Of the many publications on KD in the US, only a few have examined the economic burden associated with KD hospitalizations.^9,39–41  Hospital charges or costs are directly related to LOS.^42–44  The median LOS from this study was 2 to 3 days and is consistent with previous reports.^{23–25,40,45}  Although the median LOS remained stable over time, the inflation-adjusted hospital cost increased significantly during the study period. First, this could be due to increased use of advanced cardiac imaging, such as computed tomography angiography and magnetic resonance angiography of the coronary vessels in the latter part of the study period. Second, substantial variability exists in the treatment of refractory KD.³⁰  Studies have demonstrated that that the use of infliximab or steroids as first line agents for refractory KD is more effective that repeat IVIG, but most of the patients with refractory KD receive IVIG first.^10,46  Further, Carmen Johnson et al compared the cost-effectiveness of infliximab versus IVIG for refractory KD and found that infliximab treatment was associated with significantly shorter LOS and lower direct hospital costs.⁴⁶  Further comparative cost-effectiveness studies and the standardization of the treatment of refractory KD can yield substantial healthcare savings.

The major strength of the study stems from the use of a population-based database covering the entire US population, making the findings from the current study nationally representative.
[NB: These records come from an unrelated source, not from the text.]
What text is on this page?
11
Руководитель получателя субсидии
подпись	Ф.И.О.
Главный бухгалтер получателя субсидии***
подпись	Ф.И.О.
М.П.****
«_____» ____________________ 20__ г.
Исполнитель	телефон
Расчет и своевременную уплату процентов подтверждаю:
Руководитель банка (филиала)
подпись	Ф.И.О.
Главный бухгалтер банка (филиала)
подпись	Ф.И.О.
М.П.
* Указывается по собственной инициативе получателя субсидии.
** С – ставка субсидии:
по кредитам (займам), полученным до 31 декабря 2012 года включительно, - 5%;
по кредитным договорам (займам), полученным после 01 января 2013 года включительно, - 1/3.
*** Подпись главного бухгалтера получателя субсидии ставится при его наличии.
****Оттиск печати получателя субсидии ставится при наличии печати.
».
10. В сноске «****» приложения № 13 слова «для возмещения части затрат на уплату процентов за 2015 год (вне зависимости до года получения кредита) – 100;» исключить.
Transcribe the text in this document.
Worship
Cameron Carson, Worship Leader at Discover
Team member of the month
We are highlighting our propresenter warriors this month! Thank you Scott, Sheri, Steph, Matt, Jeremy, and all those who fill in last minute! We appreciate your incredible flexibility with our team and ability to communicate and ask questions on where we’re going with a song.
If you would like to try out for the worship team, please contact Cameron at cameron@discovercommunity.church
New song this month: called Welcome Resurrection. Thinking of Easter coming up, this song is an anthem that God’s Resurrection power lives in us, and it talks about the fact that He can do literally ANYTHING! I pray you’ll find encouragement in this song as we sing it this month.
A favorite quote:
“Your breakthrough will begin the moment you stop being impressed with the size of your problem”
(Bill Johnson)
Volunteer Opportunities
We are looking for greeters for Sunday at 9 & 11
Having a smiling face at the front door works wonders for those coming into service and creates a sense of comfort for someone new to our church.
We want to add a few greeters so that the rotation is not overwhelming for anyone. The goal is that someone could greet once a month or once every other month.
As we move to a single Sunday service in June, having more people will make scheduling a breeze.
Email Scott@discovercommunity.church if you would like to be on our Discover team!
Additionally, we have provided insights into the resource use by KD hospitalizations and can serve as a reference point for future studies, as well as helping administrators and policymakers with resource allocation. The limitations of this study, like all others conducted using administrative databases are well described.⁴⁷  Large databases, such as the NIS, are susceptible to coding errors and duplications. However, the HCUP has instituted mechanisms to ensure the validity of the data in the NIS.⁴⁸  Each discharge entry in the NIS is a hospitalization and not a patient since a patient can be readmitted for recurrent KD. Thus, the hospitalization rate might overestimate the true incidence of KD in the US. Furthermore, there are no studies to date that have validated the ICD-9 and ICD-10 diagnostic codes for KD and CAA. Three studies from Georgia and California found the positive predictive values for the KD diagnostic codes to be 74% to 86%. Though this may indicate the hospitalization rates presented in this study are underestimated, further studies exploring the negative predictive value and sensitivity of ICD codes is warranted.⁴⁹  However, most of the previous studies with large sample sizes used these diagnostic codes, making the current study comparable in methodology.^{7–9,28,34,50}  The dataset also limits exploration of patients with KD admitted primarily for a cardiovascular procedure since it would be difficult to differentiate an initial presentation from a readmission. Future studies that compare patient cohorts with short versus longer hospitalizations for KD may help delineate clinical, geographic, and social patterns that contribute to the duration of hospital stay.

This population-based study demonstrated that between 2008 and 2017, the overall KD hospitalization rate in the US remained stable, but the frequency of coding for CAAs increased significantly after 2014. There was no mortality recorded. While LOS remained stable, inflation-adjusted hospital cost increased significantly. The increased coding for CAAs require further investigation and validation.